So for \(\mu\) we have that the conditional distribution:

\[\mu | \mu_1, \dots, \mu_{m}, \mu_{\mu}, k_1, k_2, \tau \sim N( \frac{(\tau/k_1) \bar \mu m}{\tau(\frac{m}{k_1} + \frac{1}{k_2})}, (\tau(\frac{m}{k_1} + \frac{1}{k_2}))^{-1})\]

2.7 A second posterior, with \(\mu_j\) marginalised out

The following is what is used in the code.

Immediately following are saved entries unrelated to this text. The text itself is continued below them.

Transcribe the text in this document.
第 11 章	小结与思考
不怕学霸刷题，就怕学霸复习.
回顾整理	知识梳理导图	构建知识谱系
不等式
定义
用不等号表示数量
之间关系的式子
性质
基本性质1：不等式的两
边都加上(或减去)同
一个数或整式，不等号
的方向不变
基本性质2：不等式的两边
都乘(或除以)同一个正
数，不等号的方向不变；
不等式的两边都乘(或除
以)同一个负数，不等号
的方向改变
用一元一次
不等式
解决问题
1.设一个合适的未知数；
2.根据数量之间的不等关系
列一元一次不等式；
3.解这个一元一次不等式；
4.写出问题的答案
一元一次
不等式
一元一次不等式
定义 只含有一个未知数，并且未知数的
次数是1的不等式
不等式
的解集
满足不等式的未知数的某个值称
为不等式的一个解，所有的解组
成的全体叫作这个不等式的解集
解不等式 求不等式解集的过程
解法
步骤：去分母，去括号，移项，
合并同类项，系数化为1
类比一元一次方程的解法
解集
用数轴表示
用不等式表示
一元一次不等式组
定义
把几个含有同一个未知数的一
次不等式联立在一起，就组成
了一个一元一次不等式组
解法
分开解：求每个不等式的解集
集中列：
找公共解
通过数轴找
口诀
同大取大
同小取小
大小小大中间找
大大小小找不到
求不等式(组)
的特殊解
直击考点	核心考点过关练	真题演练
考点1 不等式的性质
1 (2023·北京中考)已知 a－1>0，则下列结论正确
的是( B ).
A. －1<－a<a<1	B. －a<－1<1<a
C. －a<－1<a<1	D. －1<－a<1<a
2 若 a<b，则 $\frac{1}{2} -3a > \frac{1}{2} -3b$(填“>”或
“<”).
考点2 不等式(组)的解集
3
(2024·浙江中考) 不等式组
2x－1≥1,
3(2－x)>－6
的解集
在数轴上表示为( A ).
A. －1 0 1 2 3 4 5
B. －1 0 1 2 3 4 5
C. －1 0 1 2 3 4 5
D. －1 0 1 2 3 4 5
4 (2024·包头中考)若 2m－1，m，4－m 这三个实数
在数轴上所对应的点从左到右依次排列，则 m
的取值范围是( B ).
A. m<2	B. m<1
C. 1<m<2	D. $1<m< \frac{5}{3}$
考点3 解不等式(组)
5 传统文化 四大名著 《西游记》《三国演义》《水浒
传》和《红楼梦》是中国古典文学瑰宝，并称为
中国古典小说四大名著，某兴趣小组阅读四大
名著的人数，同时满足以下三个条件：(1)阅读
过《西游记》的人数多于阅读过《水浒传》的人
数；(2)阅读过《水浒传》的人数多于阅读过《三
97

Assuming \[ y | \tau, k_1, k_2 \sim N(0, \tau^{-1}[(k_1 \mathbf{M}\mathbf{M}^{T} + \mathbf{I}) + k_2 \mathbf{1}\mathbf{1}^{T}])\]

we can do

\[\begin{equation} p(\mu | y, \alpha, \beta, k_1, k_2) \propto \exp \{ -\frac{\tau}{2}(\mathbf{y} - \mu \mathbf{1})^{T} \Psi^{-1} (\mathbf{y} - \mu \mathbf{1}) \} \times \\ \exp \{ -\frac{\tau}{2 k_2} \mu^{2} \} \\ \propto \exp \{ -\frac{\tau}{2}(\mu^{2} (\mathbf{1}^{T} \Psi^{-1} \mathbf{1} + 1/k_2) - 2 \mu \mathbf{1}^{T} \Psi^{-1} \mathbf{y} + \mu^2/k_2) \} \\ \propto \exp \{ -\frac{\tau}{2}[( \mathbf{1}^{T} \Psi^{-1} \mathbf{1}+ 1/k_2)( \mu^2 - \frac{2 \mu \mathbf{1}^{T} \Psi^{-1} \mathbf{y}}{\mathbf{1}^{T} \Psi^{-1} \mathbf{1} + 1/k_1}) \} \\ \end{equation}\]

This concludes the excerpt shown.